Ma ecco che un ragazzotto con le cuffie si rizza in piedi come folgorato sulla via di Damasco (ma siamo solo a Cordusio) e vuole cedermi il posto. Gli faccio segno che non è il caso ma lui insiste e quasi mi accompagna fino al sedile come fossi un paralitico.

Mi rassegno a star seduto ma scalpito in silenzio.

Per fortuna alla fermata successiva il giovane samaritano non richiesto scende e nello stesso tempo sale una signora che cammina con difficoltà aiutandosi con una stampella.

Un’occasione imperdibile.

Scatto come un granatiere del Presidente e la signora si accomoda al mio posto, riconoscente.
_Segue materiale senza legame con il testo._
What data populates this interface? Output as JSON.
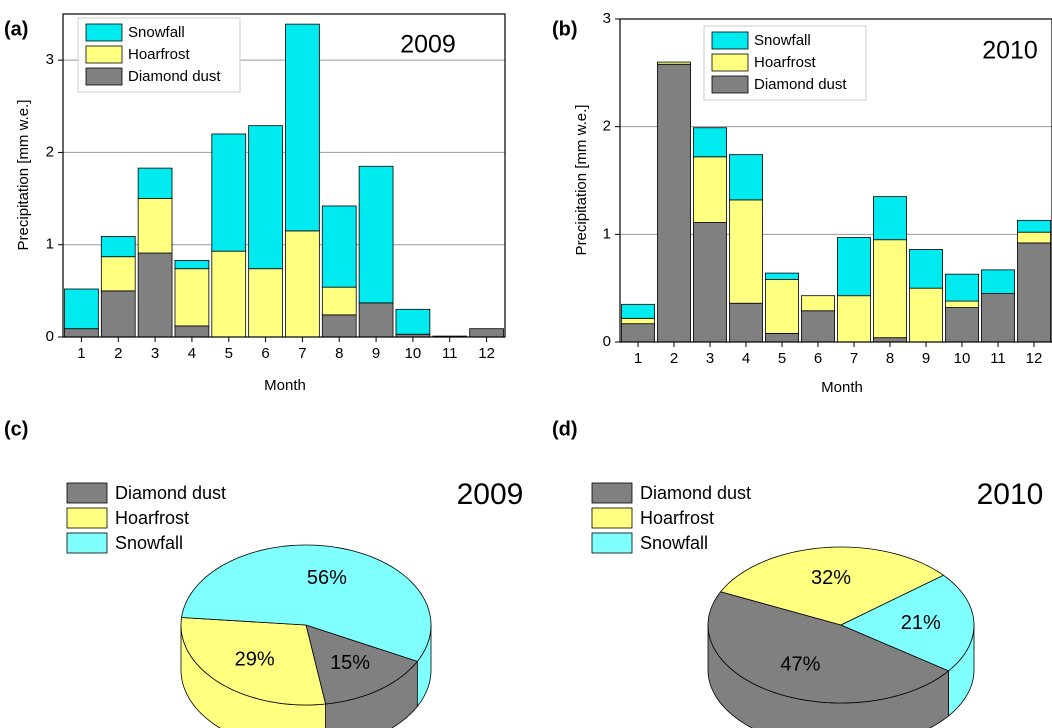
{
  "chart_data": [
    {
      "type": "bar",
      "stacked": true,
      "panel_label": "(a)",
      "annotation": "2009",
      "xlabel": "Month",
      "ylabel": "Precipitation [mm w.e.]",
      "categories": [
        "1",
        "2",
        "3",
        "4",
        "5",
        "6",
        "7",
        "8",
        "9",
        "10",
        "11",
        "12"
      ],
      "series": [
        {
          "name": "Diamond dust",
          "color": "#808080",
          "values": [
            0.09,
            0.5,
            0.91,
            0.12,
            0,
            0,
            0,
            0.24,
            0.37,
            0.03,
            0,
            0.09
          ]
        },
        {
          "name": "Hoarfrost",
          "color": "#ffff80",
          "values": [
            0,
            0.37,
            0.59,
            0.62,
            0.93,
            0.74,
            1.15,
            0.3,
            0,
            0,
            0,
            0
          ]
        },
        {
          "name": "Snowfall",
          "color": "#00ebf0",
          "values": [
            0.43,
            0.22,
            0.33,
            0.09,
            1.27,
            1.55,
            2.24,
            0.88,
            1.48,
            0.27,
            0.01,
            0
          ]
        }
      ],
      "ylim": [
        0,
        3.5
      ],
      "yticks": [
        0,
        1,
        2,
        3
      ],
      "grid": true
    },
    {
      "type": "bar",
      "stacked": true,
      "panel_label": "(b)",
      "annotation": "2010",
      "xlabel": "Month",
      "ylabel": "Precipitation [mm w.e.]",
      "categories": [
        "1",
        "2",
        "3",
        "4",
        "5",
        "6",
        "7",
        "8",
        "9",
        "10",
        "11",
        "12"
      ],
      "series": [
        {
          "name": "Diamond dust",
          "color": "#808080",
          "values": [
            0.17,
            2.58,
            1.11,
            0.36,
            0.08,
            0.29,
            0,
            0.04,
            0,
            0.32,
            0.45,
            0.92
          ]
        },
        {
          "name": "Hoarfrost",
          "color": "#ffff80",
          "values": [
            0.05,
            0.02,
            0.61,
            0.96,
            0.5,
            0.14,
            0.43,
            0.91,
            0.5,
            0.06,
            0,
            0.1
          ]
        },
        {
          "name": "Snowfall",
          "color": "#00ebf0",
          "values": [
            0.13,
            0,
            0.27,
            0.42,
            0.06,
            0,
            0.54,
            0.4,
            0.36,
            0.25,
            0.22,
            0.11
          ]
        }
      ],
      "ylim": [
        0,
        3
      ],
      "yticks": [
        0,
        1,
        2,
        3
      ],
      "grid": true
    },
    {
      "type": "pie",
      "panel_label": "(c)",
      "annotation": "2009",
      "categories": [
        "Diamond dust",
        "Hoarfrost",
        "Snowfall"
      ],
      "values": [
        15,
        29,
        56
      ],
      "value_labels": [
        "15%",
        "29%",
        "56%"
      ],
      "colors": [
        "#808080",
        "#ffff80",
        "#80ffff"
      ]
    },
    {
      "type": "pie",
      "panel_label": "(d)",
      "annotation": "2010",
      "categories": [
        "Diamond dust",
        "Hoarfrost",
        "Snowfall"
      ],
      "values": [
        47,
        32,
        21
      ],
      "value_labels": [
        "47%",
        "32%",
        "21%"
      ],
      "colors": [
        "#808080",
        "#ffff80",
        "#80ffff"
      ]
    }
  ]
}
Ora posso di nuovo esibirmi nel mio numero preferito: mi piazzo al centro del vagone, lontano da ogni appiglio, e grazie alla prontezza dei riflessi e alla tonicità dei muscoli ammortizzo con facilità gli scossoni e le variazioni di velocità del mezzo.
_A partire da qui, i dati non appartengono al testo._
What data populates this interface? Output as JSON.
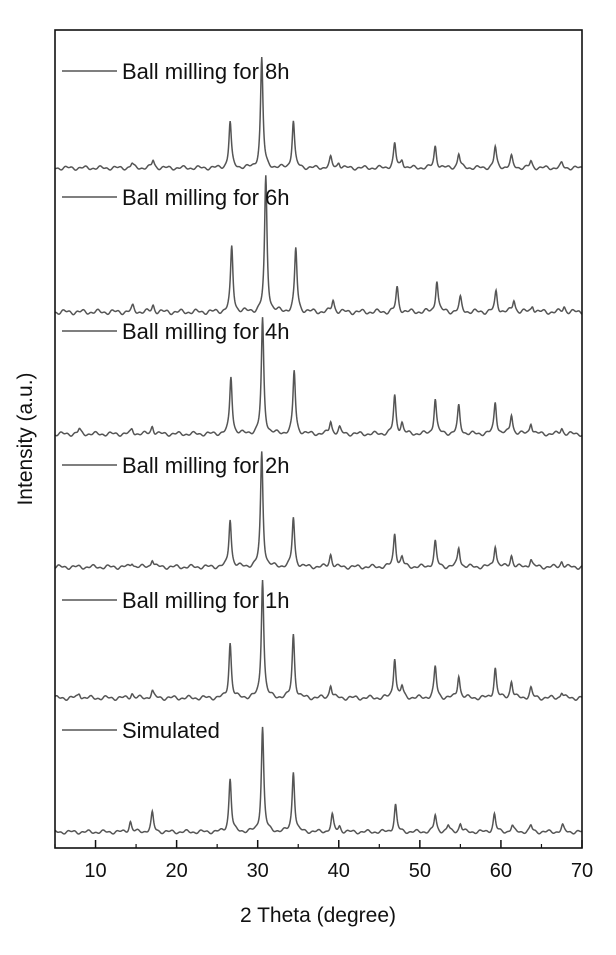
{
  "chart_data": {
    "type": "line",
    "xlabel": "2 Theta (degree)",
    "ylabel": "Intensity (a.u.)",
    "xlim": [
      5,
      70
    ],
    "xticks": [
      10,
      20,
      30,
      40,
      50,
      60,
      70
    ],
    "grid": false,
    "legend_placement": "top-left of each panel",
    "line_color": "#555555",
    "series": [
      {
        "name": "Ball milling for 8h",
        "peaks": [
          [
            14.5,
            0.04
          ],
          [
            17.1,
            0.07
          ],
          [
            26.6,
            0.42
          ],
          [
            30.5,
            1.0
          ],
          [
            34.4,
            0.43
          ],
          [
            39.0,
            0.09
          ],
          [
            40.0,
            0.05
          ],
          [
            46.9,
            0.22
          ],
          [
            47.8,
            0.07
          ],
          [
            51.9,
            0.2
          ],
          [
            54.8,
            0.13
          ],
          [
            59.3,
            0.19
          ],
          [
            61.3,
            0.1
          ],
          [
            63.7,
            0.06
          ],
          [
            67.5,
            0.04
          ]
        ]
      },
      {
        "name": "Ball milling for 6h",
        "peaks": [
          [
            14.6,
            0.04
          ],
          [
            17.1,
            0.05
          ],
          [
            26.8,
            0.48
          ],
          [
            31.0,
            1.0
          ],
          [
            34.7,
            0.47
          ],
          [
            39.3,
            0.09
          ],
          [
            47.2,
            0.18
          ],
          [
            52.1,
            0.24
          ],
          [
            55.0,
            0.1
          ],
          [
            59.4,
            0.15
          ],
          [
            61.6,
            0.09
          ],
          [
            63.9,
            0.05
          ],
          [
            67.8,
            0.04
          ]
        ]
      },
      {
        "name": "Ball milling for 4h",
        "peaks": [
          [
            8.0,
            0.04
          ],
          [
            14.5,
            0.04
          ],
          [
            17.0,
            0.07
          ],
          [
            26.7,
            0.5
          ],
          [
            30.6,
            1.0
          ],
          [
            34.5,
            0.55
          ],
          [
            39.0,
            0.11
          ],
          [
            40.1,
            0.05
          ],
          [
            46.9,
            0.33
          ],
          [
            47.8,
            0.09
          ],
          [
            51.9,
            0.31
          ],
          [
            54.8,
            0.24
          ],
          [
            59.3,
            0.28
          ],
          [
            61.3,
            0.17
          ],
          [
            63.7,
            0.1
          ],
          [
            67.5,
            0.05
          ]
        ]
      },
      {
        "name": "Ball milling for 2h",
        "peaks": [
          [
            14.5,
            0.04
          ],
          [
            17.0,
            0.07
          ],
          [
            26.6,
            0.42
          ],
          [
            30.5,
            1.0
          ],
          [
            34.4,
            0.43
          ],
          [
            39.0,
            0.11
          ],
          [
            46.9,
            0.29
          ],
          [
            47.8,
            0.08
          ],
          [
            51.9,
            0.22
          ],
          [
            54.8,
            0.17
          ],
          [
            59.3,
            0.19
          ],
          [
            61.3,
            0.1
          ],
          [
            63.7,
            0.07
          ],
          [
            67.5,
            0.05
          ]
        ]
      },
      {
        "name": "Ball milling for 1h",
        "peaks": [
          [
            8.0,
            0.04
          ],
          [
            14.5,
            0.04
          ],
          [
            17.0,
            0.06
          ],
          [
            26.6,
            0.46
          ],
          [
            30.6,
            1.0
          ],
          [
            34.4,
            0.53
          ],
          [
            39.0,
            0.11
          ],
          [
            46.9,
            0.34
          ],
          [
            47.8,
            0.09
          ],
          [
            51.9,
            0.26
          ],
          [
            54.8,
            0.19
          ],
          [
            59.3,
            0.25
          ],
          [
            61.3,
            0.14
          ],
          [
            63.7,
            0.08
          ],
          [
            67.5,
            0.05
          ]
        ]
      },
      {
        "name": "Simulated",
        "peaks": [
          [
            14.3,
            0.1
          ],
          [
            17.0,
            0.18
          ],
          [
            26.6,
            0.51
          ],
          [
            30.6,
            1.0
          ],
          [
            34.4,
            0.58
          ],
          [
            39.2,
            0.16
          ],
          [
            40.1,
            0.05
          ],
          [
            47.0,
            0.26
          ],
          [
            51.9,
            0.16
          ],
          [
            53.5,
            0.06
          ],
          [
            55.0,
            0.08
          ],
          [
            59.2,
            0.17
          ],
          [
            61.4,
            0.06
          ],
          [
            63.7,
            0.06
          ],
          [
            67.6,
            0.06
          ]
        ]
      }
    ]
  }
}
Davanti a me sono seduti madre e figlio, faccio un sorriso come dicessi loro: visto come sono ancora in gamba? Proprio in quell’istante la madre rifila al figlio una gomitata nel costato. Un breve battibecco tra i due, quindi il ragazzo, una specie di armadio quattro stagioni ad ante spalancate, si alza sbuffando e con il mento incattivito mi fa un cenno di sedermi al suo posto. non oso contraddirlo e a malincuore prendo posto accanto alla signora. Mi sento come mi avessero appena bocciato a un esame anche se avevo studiato tanto.

Come non bastasse la donna si volta verso di me, scuote la testa e mi dice: non c’è più rispetto per gli anz…l’ultima parola le muore in bocca. Anzi è il mio sguardo di un odio sconfinato che gliela ricaccia in gola.